Meg Duffy (they / them) is a storied touring guitarist that has dipped their fingers in so many genres—once apparently being in up to ten bands at a time. Their solo project, Hand Habits, which was originally a creative outlet for a young, frightened musician moving from upstate New York to Los Angeles, has matured since it’s 2017 debut (Wildly Idle) into a droning art-pop that keeps the world and its entangled interrelationships at an objective arms-length. placeholder (out March 1 via Saddle Creek) is a collection of twelve tracks that feel like they were first written from the heart, produced by a wider, cleaner team (compared to Hand Habits’ bedroom pop, DIY origins), and finally rereleased through Duffy’s voice, now shell-shocked by the experiences they sing of.

I found Duffy’s songwriting style to match that of Vancouver’s Destroyer, albeit a little more uptight. Songs are structured with pop sensibilities—though Duffy is a longtime guitarist, there are little to no shredding solos, bridges, intros, or outros—rolling from verse to chorus to verse. The album keeps from becoming stale with its constantly varied lyricism, and with an incredible amount of texture and instrumentation bubbling below Duffy’s voice and main guitar chords. It feels like there are constantly soloing saxes, droning mellotrons, French horns, piano flourishes, and so much more working just out of earshot, only occasionally breaking the glassy surface set by Duffy’s soft, detached singing. Their own guitar playing will often switch sound palettes and genres—from warm fingerstyle to feedback screeching to echoing slide within a matter of seconds, always returning to a more vanilla strumming of chords. The instrumentation in this way keeps its own lightning bottled up, keeping the sonics teasing and always interesting, at the cost of being sometimes disappointingly distilled.

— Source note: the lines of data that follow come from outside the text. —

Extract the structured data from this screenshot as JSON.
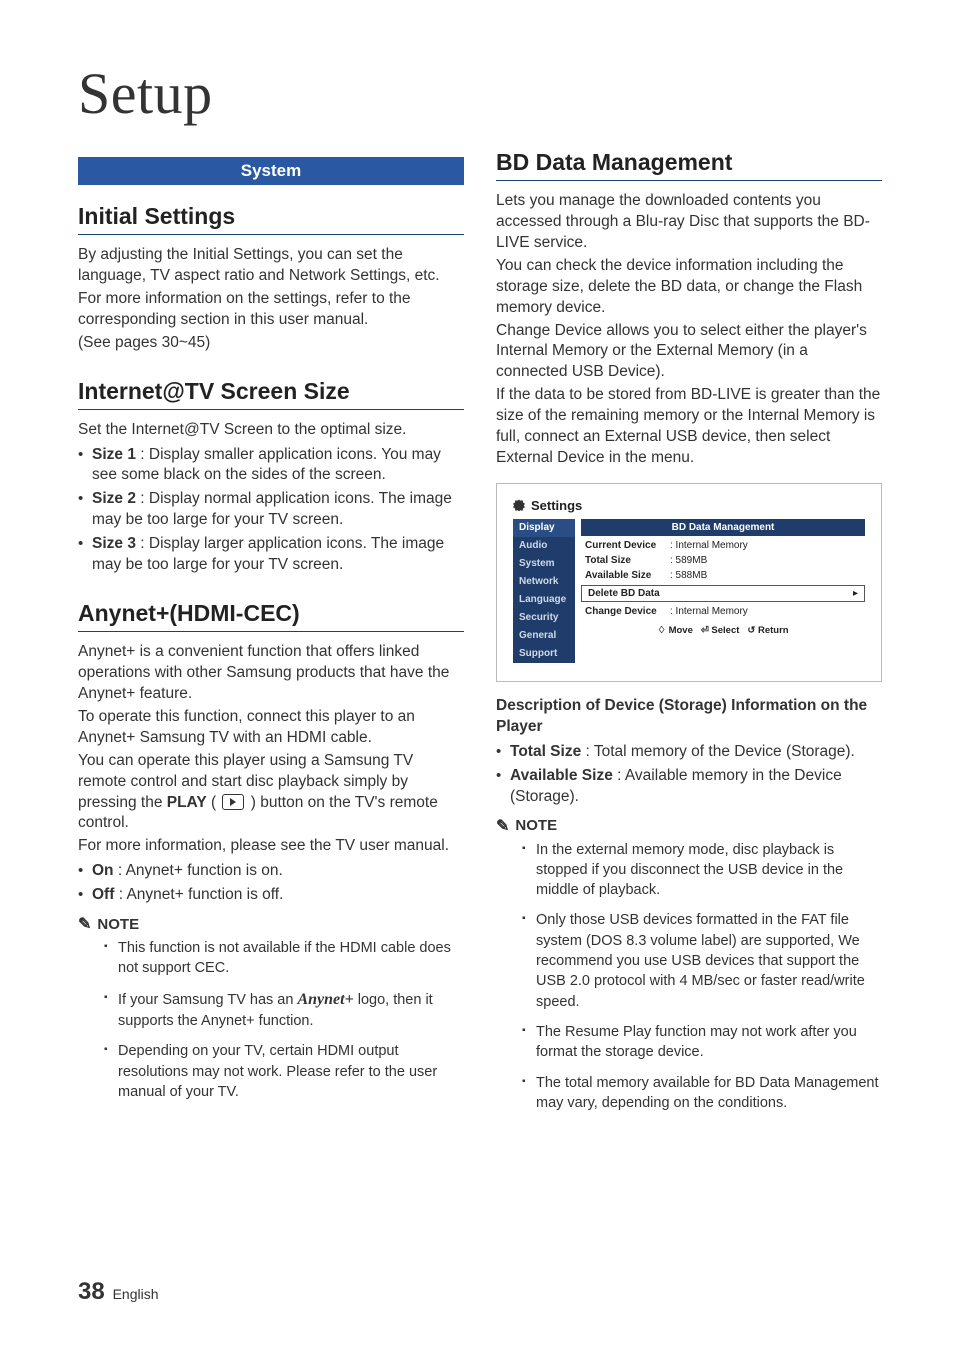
{
  "page_title": "Setup",
  "band": "System",
  "col1": {
    "initial": {
      "h": "Initial Settings",
      "p1": "By adjusting the Initial Settings, you can set the language, TV aspect ratio and Network Settings, etc.",
      "p2": "For more information on the settings, refer to the corresponding section in this user manual.",
      "p3": "(See pages 30~45)"
    },
    "ittv": {
      "h": "Internet@TV Screen Size",
      "p": "Set the Internet@TV Screen to the optimal size.",
      "b1b": "Size 1",
      "b1": " : Display smaller application icons. You may see some black on the sides of the screen.",
      "b2b": "Size 2",
      "b2": " : Display normal application icons. The image may be too large for your TV screen.",
      "b3b": "Size 3",
      "b3": " : Display larger application icons. The image may be too large for your TV screen."
    },
    "anynet": {
      "h": "Anynet+(HDMI-CEC)",
      "p1": "Anynet+ is a convenient function that offers linked operations with other Samsung products that have the Anynet+ feature.",
      "p2": "To operate this function, connect this player to an Anynet+ Samsung TV with an HDMI cable.",
      "p3a": "You can operate this player using a Samsung TV remote control and start disc playback simply by pressing the ",
      "p3play": "PLAY",
      "p3b": " ) button on the TV's remote control.",
      "p4": "For more information, please see the TV user manual.",
      "onb": "On",
      "on": " : Anynet+ function is on.",
      "offb": "Off",
      "off": " : Anynet+ function is off.",
      "note": "NOTE",
      "n1": "This function is not available if the HDMI cable does not support CEC.",
      "n2a": "If your Samsung TV has an ",
      "n2logo": "Anynet+",
      "n2b": " logo, then it supports the Anynet+ function.",
      "n3": "Depending on your TV, certain HDMI output resolutions may not work. Please refer to the user manual of your TV."
    }
  },
  "col2": {
    "bd": {
      "h": "BD Data Management",
      "p1": "Lets you manage the downloaded contents you accessed through a Blu-ray Disc that supports the BD-LIVE service.",
      "p2": "You can check the device information including the storage size, delete the BD data, or change the Flash memory device.",
      "p3": "Change Device allows you to select either the player's Internal Memory or the External Memory (in a connected USB Device).",
      "p4": "If the data to be stored from BD-LIVE is greater than the size of the remaining memory or the Internal Memory is full, connect an External USB device, then select External Device in the menu.",
      "descHd": "Description of Device (Storage) Information on the Player",
      "tsb": "Total Size",
      "ts": " : Total memory of the Device (Storage).",
      "asb": "Available Size",
      "as": " : Available memory in the Device (Storage).",
      "note": "NOTE",
      "n1": "In the external memory mode, disc playback is stopped if you disconnect the USB device in the middle of playback.",
      "n2": "Only those USB devices formatted in the FAT file system (DOS 8.3 volume label) are supported, We recommend you use USB devices that support the USB 2.0 protocol with 4 MB/sec or faster read/write speed.",
      "n3": "The Resume Play function may not work after you format the storage device.",
      "n4": "The total memory available for BD Data Management may vary, depending on the conditions."
    }
  },
  "settings": {
    "title": "Settings",
    "side": [
      "Display",
      "Audio",
      "System",
      "Network",
      "Language",
      "Security",
      "General",
      "Support"
    ],
    "main_hd": "BD Data Management",
    "rows": [
      {
        "k": "Current Device",
        "v": ": Internal Memory"
      },
      {
        "k": "Total Size",
        "v": ": 589MB"
      },
      {
        "k": "Available Size",
        "v": ": 588MB"
      }
    ],
    "del": "Delete BD Data",
    "chg_k": "Change Device",
    "chg_v": ": Internal Memory",
    "foot_move": "Move",
    "foot_select": "Select",
    "foot_return": "Return"
  },
  "footer": {
    "pn": "38",
    "lang": "English"
  }
}
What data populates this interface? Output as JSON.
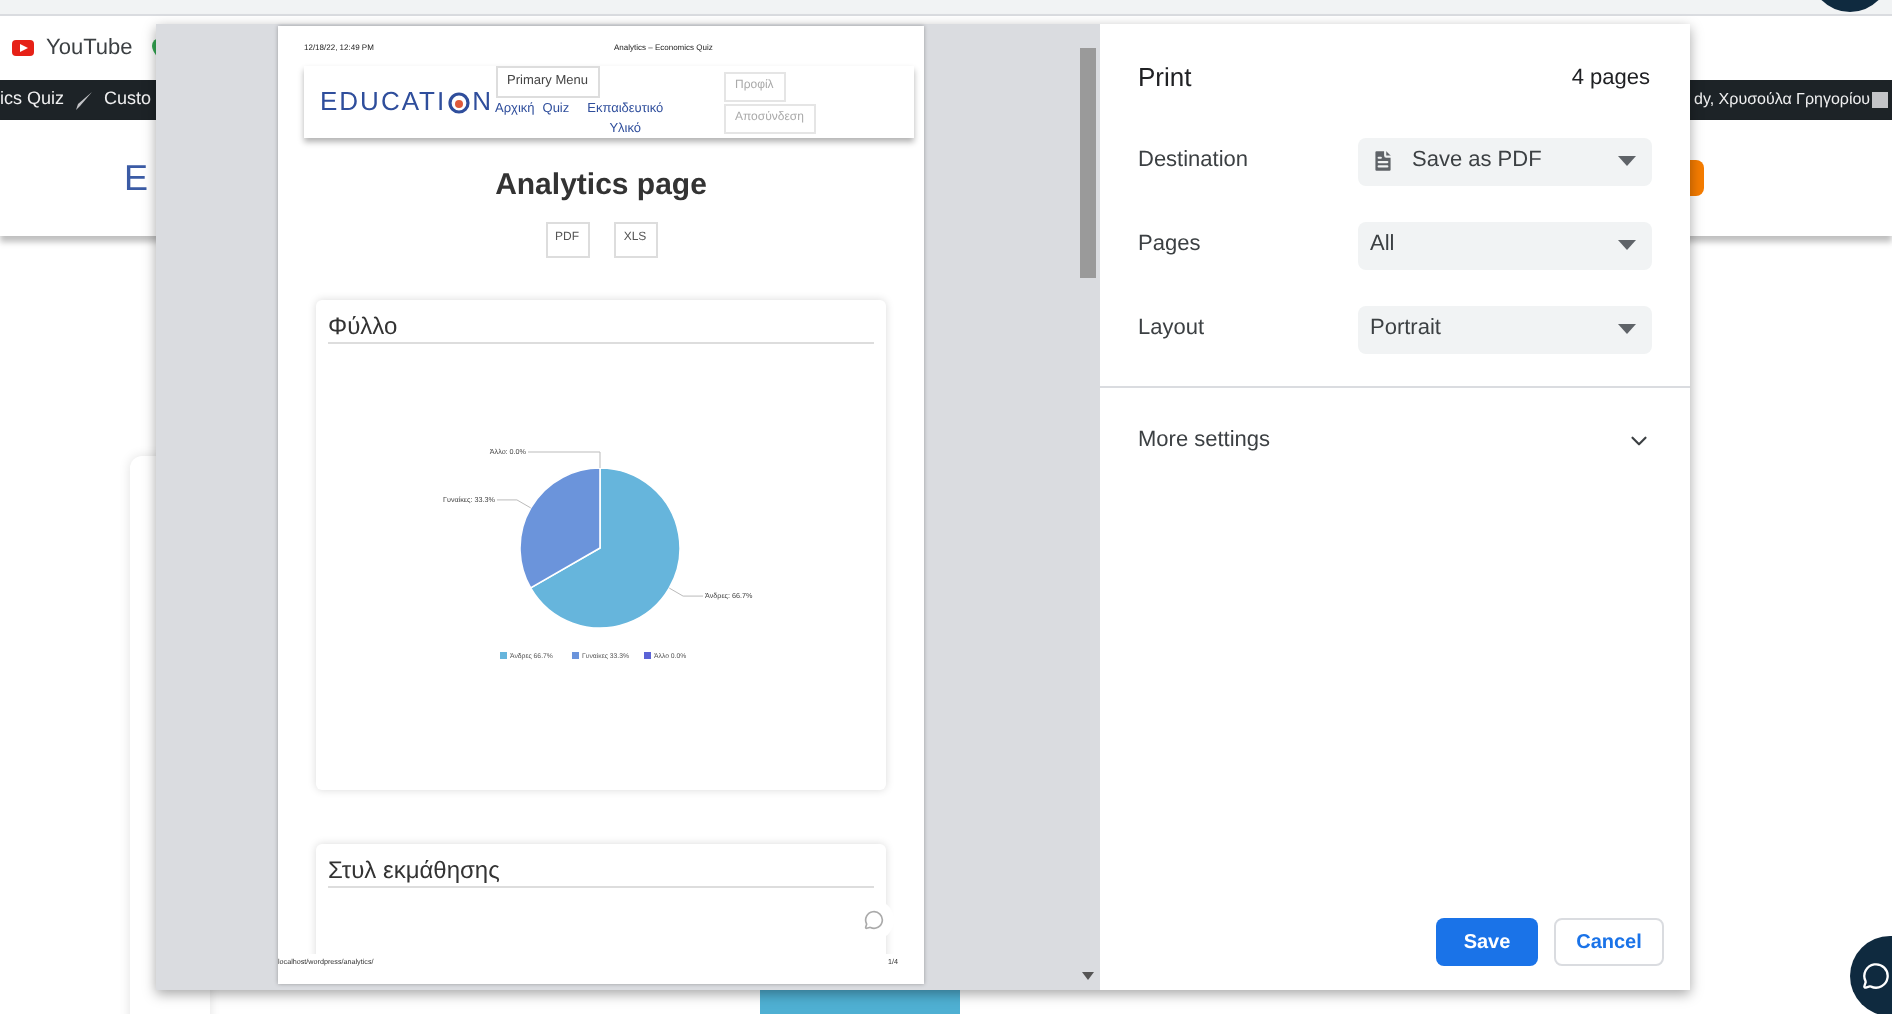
{
  "browser": {
    "bookmarks": [
      {
        "label": "YouTube"
      }
    ],
    "admin_bar": {
      "left": [
        "ics Quiz",
        "Custo"
      ],
      "right": "dy, Χρυσούλα Γρηγορίου"
    },
    "site_logo": "E"
  },
  "print_preview": {
    "page_header": {
      "date": "12/18/22, 12:49 PM",
      "title": "Analytics – Economics Quiz"
    },
    "site_nav": {
      "logo_start": "EDUCATI",
      "logo_end": "N",
      "menu_toggle": "Primary Menu",
      "links": [
        "Αρχική",
        "Quiz",
        "Εκπαιδευτικό Υλικό"
      ],
      "account_buttons": [
        "Προφίλ",
        "Αποσύνδεση"
      ]
    },
    "heading": "Analytics page",
    "export_buttons": [
      "PDF",
      "XLS"
    ],
    "cards": [
      {
        "title": "Φύλλο",
        "chart_data": {
          "type": "pie",
          "categories": [
            "Άνδρες",
            "Γυναίκες",
            "Άλλο"
          ],
          "values": [
            66.7,
            33.3,
            0
          ],
          "value_labels": [
            "Άνδρες: 66.7%",
            "Γυναίκες: 33.3%",
            "Άλλο: 0.0%"
          ]
        },
        "legend": [
          {
            "value": "66.7%",
            "color": "#66b5dc"
          },
          {
            "value": "33.3%",
            "color": "#6b94db"
          },
          {
            "value": "0.0%",
            "color": "#5b63d6"
          }
        ]
      },
      {
        "title": "Στυλ εκμάθησης"
      }
    ],
    "page_footer": {
      "url": "localhost/wordpress/analytics/",
      "page_number": "1/4"
    }
  },
  "print_settings": {
    "title": "Print",
    "page_count": "4 pages",
    "options": [
      {
        "label": "Destination",
        "value": "Save as PDF",
        "kind": "destination"
      },
      {
        "label": "Pages",
        "value": "All",
        "kind": "select"
      },
      {
        "label": "Layout",
        "value": "Portrait",
        "kind": "select"
      }
    ],
    "more_settings": {
      "label": "More settings",
      "expanded": false
    },
    "buttons": [
      {
        "label": "Save",
        "kind": "primary"
      },
      {
        "label": "Cancel",
        "kind": "secondary"
      }
    ]
  }
}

placeholder’s main theme seems to be growth, above and away from naivety. Duffy compares themself to their greener youth, once a placeholder for a lover with one foot out the door (“placeholder”), once a person who easily believed in bigger things (“can’t calm down”), once someone who could be praised for ‘understanding and vulnerability’ (“yr heart [reprise]”). That old self has become ill-fitting, and whether Duffy is singing about friendships, romances, forgiveness, goodbyes, or the reoccurring image of burning desire, it’s always with the same skewed, dry voice. Listen to “yr heart [reprise]”, a rerecording of a 2017 single, and how their voice has become a hollow, all- encompassing force on the mix. Duffy has moved away from it all: “cards on the table / but I can see right through / now I know what lovers do” (“what lovers do”), though the anxiety remains buried: “I walk backwards / slowly spiraling / to a place I used to fear…” (“are you serious?”). When that old vulnerability threatens to show, Duffy scolds themself. What tries to be a jaded and objective view (perhaps accidentally) betrays itself throughout, making the album (and Hand Habits’ brief discography) rewarding for longer listens.

Hand Habits’ sophomore record, placeholder, is a relaxed, if often pent-up art pop record with lush and addictively dense production. Across a slew of themes on societal relationships, Meg Duffy creates a new, stony image of themself that, if not for a few lyrical cracks, threatens to make the album stale, but ultimately saves itself based on sheer musical and poetic talent. Standout tracks for me are “can’t calm down”, “jessica”, and “what lovers do”.